I can't begin to count the number of flameouts I've had to extinguish from folks who mistook a snazzy website for a business that had as much internal support and backup systems as Mouser.

Glad there is some satisfactory resolution to this, and hope the pedal meets your expectations.


----------



## sulphur (Jun 2, 2011)

The pedal arrived a few days ago, I'm very pleased with it!

I took it today for a good test "drive", heh.

Nice clarity right through the gain range, no flubbiness on the bottom end when cranked.
Nice natural distortion, no buzzy bee hivedness. Tons of gain, more than enough.

I'd wondered about the controls, just a volume and a gain knob, with a two way toggle switch.
The switch goes between O/D and distortion, 
with the O/D being quite a bit louder on the same settings as the distortion.
Lots of headroom on the pedal, so this isn't really a factor anyway.
Without even a tone knob, you are stuck with the voicing of the pedal. 
The voicing, imo, is great though.
No midhump like some TS variants, just a clear and present drive.

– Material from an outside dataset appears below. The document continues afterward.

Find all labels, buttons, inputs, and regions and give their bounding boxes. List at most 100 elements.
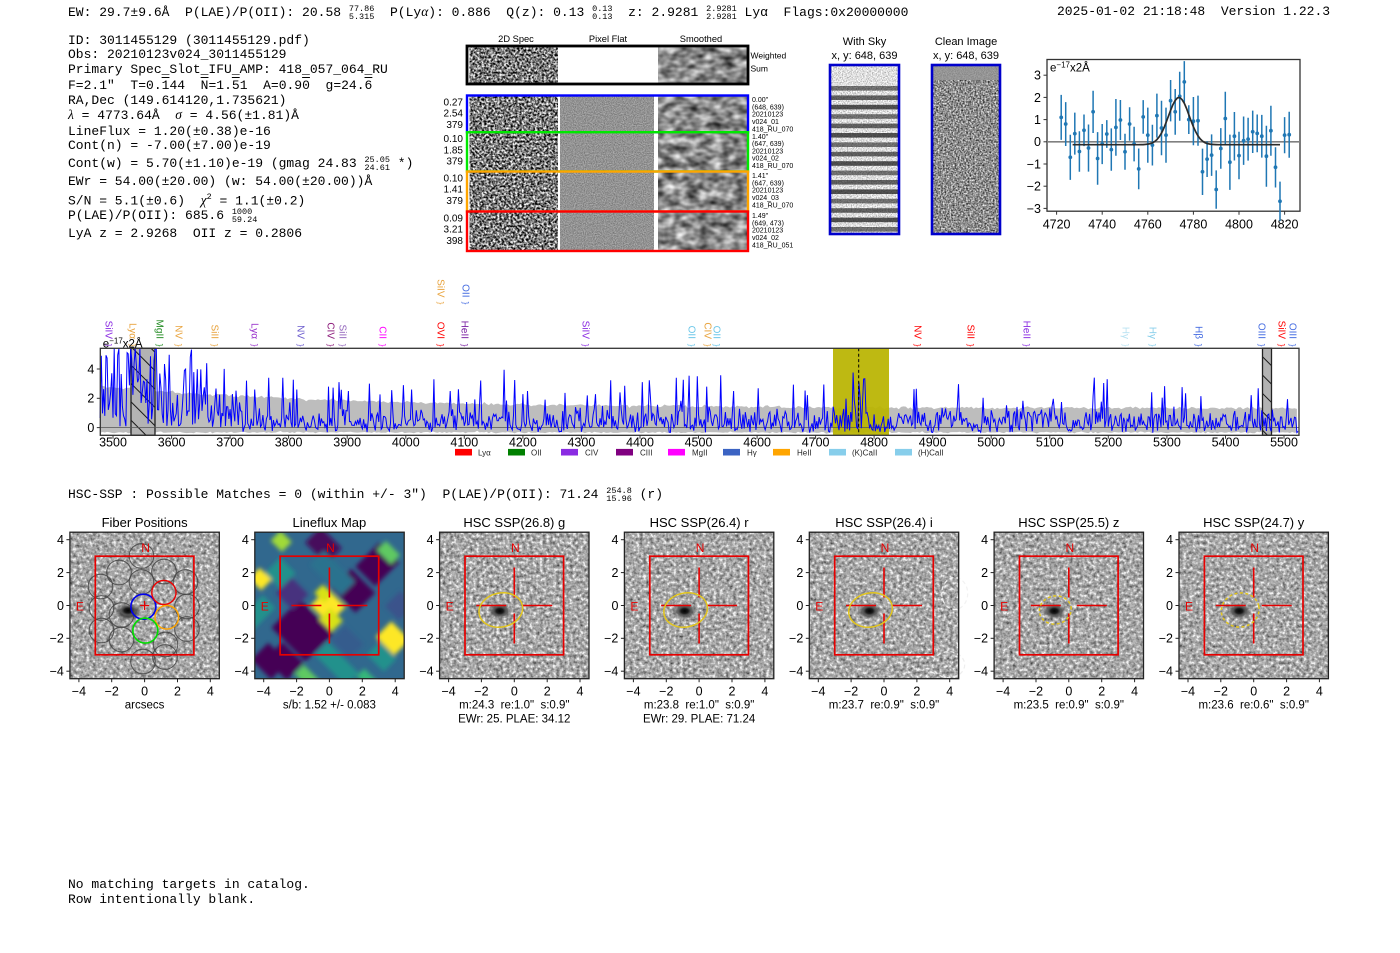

If you're on a dirt search, I'd highly recommend this simple little pedal.
It wasn't huge bucks either, I think around $130 or so.
BTW, you shouldn't run into the problem I had, 
they are already moved now and should be settling in the new digs.
Get this pedal! You will not regret it, promise. 8)

A big huge thumbs up for this pedal!


----------



## hardasmum (Apr 23, 2008)

Cool. Nice review. Are the graphics as good in person?!


----------



## sulphur (Jun 2, 2011)

Yes, the same as pictured.

Quite a cool little pedal.

I sort of bought it on a lark but it's no joke.
This will be staying on my board.


----------



## blam (Feb 18, 2011)

Sound clips perhaps?


----------



## sulphur (Jun 2, 2011)

I wouldn't even know where to start...


----------



## blam (Feb 18, 2011)

I would start with a description followed by a clean tone with the amp only.


----------



## sulphur (Jun 2, 2011)

blam said:


> I would start with a description followed by a clean tone with the amp only.


bwaahaha, silly rabbit.

No interface between the rockin' and the computer.

I have a ten year old digital eight track and I checked, no output for the computer. 8(


----------